Demento, worked the sound and the lights at the club. Blues
scholar/journalist/broadcaster Mary Katherine Aldin worked in the
office. Guitarist Bernie Pearl -- Ed's brother -- headed the club's
music school with David Cohen. Blues harmonica titan George
"Harmonica" Smith taught Taj, Rod Piazza, James Harman and Louie
Lista at the Ash Grove. Mick Jagger personally thanked Pearl after a
night at the club.

Attorney Barry Fischer, a UCLA law student in the late '50s, found
the Ash Grove a rare showcase for the international folk music he was
playing. With his Ellis Island Klezmer Orchestra, Fisher would
spearhead the local Yiddishkayt concerts and festivals.

"In the repressive atmosphere of the '50s," Fischer said, "what is
now called world music was seen as slightly subversive. I studied
ethnomusicology and was playing Balkan, Slavic, Russian, Eastern
European music, and there weren't many outlets for that. I worked
with Mike Janusz, an extraordinarily gifted linguist. He spoke many
languages and organized great vocal ensembles. One of this weekend's
workshops will be a tribute to him."

Legal scrapes were also part of the Ash Grove's legacy, and Fischer's
legal acumen was utilized by Pearl.

"Chief William Parker had it in for us from day one," Pearl said.
"There was a law that was quietly passed shortly after we opened --
all nightclubs had to have a police license. I'd never heard of it,
and we were closed down for a short time. After the Watts riots, the
LAPD had trouble getting new policemen, so it recruited down south.
But a lot of those guys liked that we had Doc Watson and the
bluegrass players. The nearby precinct house used to send runaway
kids to us, because we could help them get a place to stay and a meal."
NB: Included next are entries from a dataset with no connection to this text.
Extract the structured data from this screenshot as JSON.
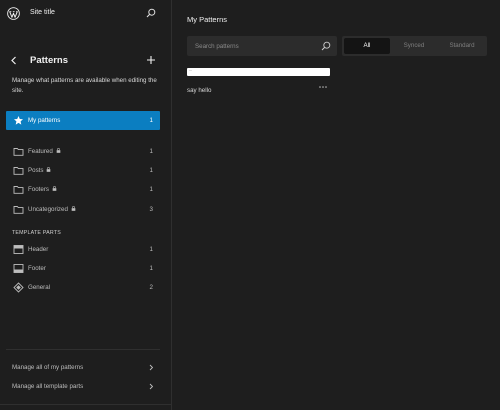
{
  "site_hub": {
    "site_title": "Site title"
  },
  "sidebar": {
    "title": "Patterns",
    "description": "Manage what patterns are available when editing the site.",
    "items": [
      {
        "label": "My patterns",
        "count": "1",
        "icon": "star-icon",
        "active": true,
        "locked": false
      },
      {
        "label": "Featured",
        "count": "1",
        "icon": "folder-icon",
        "active": false,
        "locked": true
      },
      {
        "label": "Posts",
        "count": "1",
        "icon": "folder-icon",
        "active": false,
        "locked": true
      },
      {
        "label": "Footers",
        "count": "1",
        "icon": "folder-icon",
        "active": false,
        "locked": true
      },
      {
        "label": "Uncategorized",
        "count": "3",
        "icon": "folder-icon",
        "active": false,
        "locked": true
      }
    ],
    "template_parts_heading": "TEMPLATE PARTS",
    "template_parts": [
      {
        "label": "Header",
        "count": "1",
        "icon": "header-icon"
      },
      {
        "label": "Footer",
        "count": "1",
        "icon": "footer-icon"
      },
      {
        "label": "General",
        "count": "2",
        "icon": "symbol-icon"
      }
    ],
    "footer_links": [
      {
        "label": "Manage all of my patterns"
      },
      {
        "label": "Manage all template parts"
      }
    ]
  },
  "main": {
    "title": "My Patterns",
    "search": {
      "placeholder": "Search patterns",
      "value": ""
    },
    "filter": {
      "options": [
        "All",
        "Synced",
        "Standard"
      ],
      "selected": "All"
    },
    "patterns": [
      {
        "title": "say hello",
        "preview_text": "..."
      }
    ]
  },
  "colors": {
    "background": "#1e1e1e",
    "accent": "#0b7ec1",
    "surface": "#2c2c2c"
  }
}
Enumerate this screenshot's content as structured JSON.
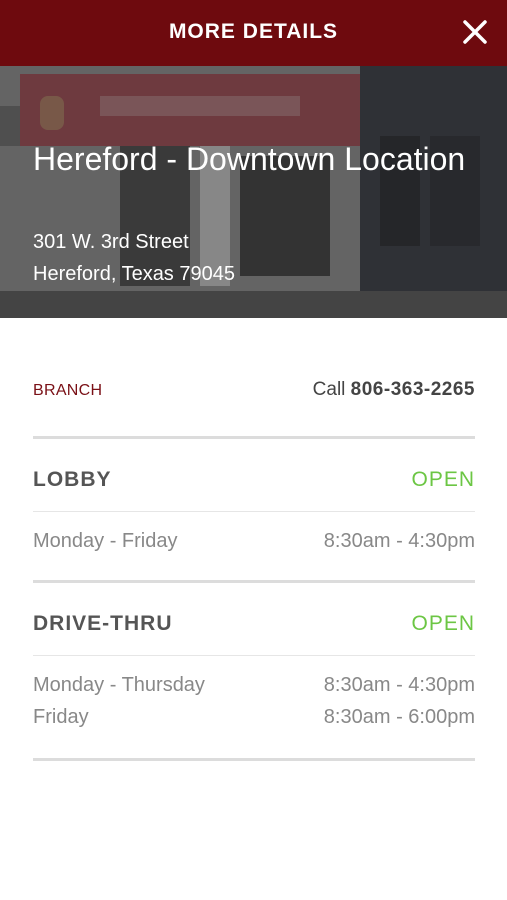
{
  "header": {
    "title": "MORE DETAILS",
    "close_icon": "close-icon"
  },
  "location": {
    "name": "Hereford - Downtown Location",
    "address_line1": "301 W. 3rd Street",
    "address_line2": "Hereford, Texas 79045"
  },
  "branch": {
    "label": "BRANCH",
    "call_prefix": "Call",
    "phone": "806-363-2265"
  },
  "lobby": {
    "title": "LOBBY",
    "status": "OPEN",
    "hours": [
      {
        "day": "Monday - Friday",
        "time": "8:30am - 4:30pm"
      }
    ]
  },
  "drive_thru": {
    "title": "DRIVE-THRU",
    "status": "OPEN",
    "hours": [
      {
        "day": "Monday - Thursday",
        "time": "8:30am - 4:30pm"
      },
      {
        "day": "Friday",
        "time": "8:30am - 6:00pm"
      }
    ]
  },
  "colors": {
    "header_bg": "#6e0a0e",
    "brand_red": "#7a1016",
    "open_green": "#6cc644",
    "divider": "#dcdcdc"
  }
}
The police weren't the only source of troubles for Pearl and the Ash
Grove: "There were only five fistfights at the Ash Grove. I was in
three of them."

The extreme political currents that found a forum at the club drew
the open hostility of right-wing groups. No less than three break-ins
and arsons -- in '69, '72, and '74 -- forced the Melrose club to
close. Two subsequent attempts to relocate the Ash Grove -- to Santa
Monica Boulevard in '88, and the Santa Monica Pier in '96 ­proved short-lived.

The weekend festival at UCLA stirs both pride and pique in Pearl.

"Do you know," he asked, with slightly bitter incredulity, "that I've
never once been asked to speak to a class or at a seminar or festival?"

Still, if some sense of neglect still dogs Pearl, he's certain of his legacy.

"I'm very proud of having presented so much great music," he said,
without hesitation, "and providing the first exposure to a lot of
great artists. I brought real music to the lives of real people."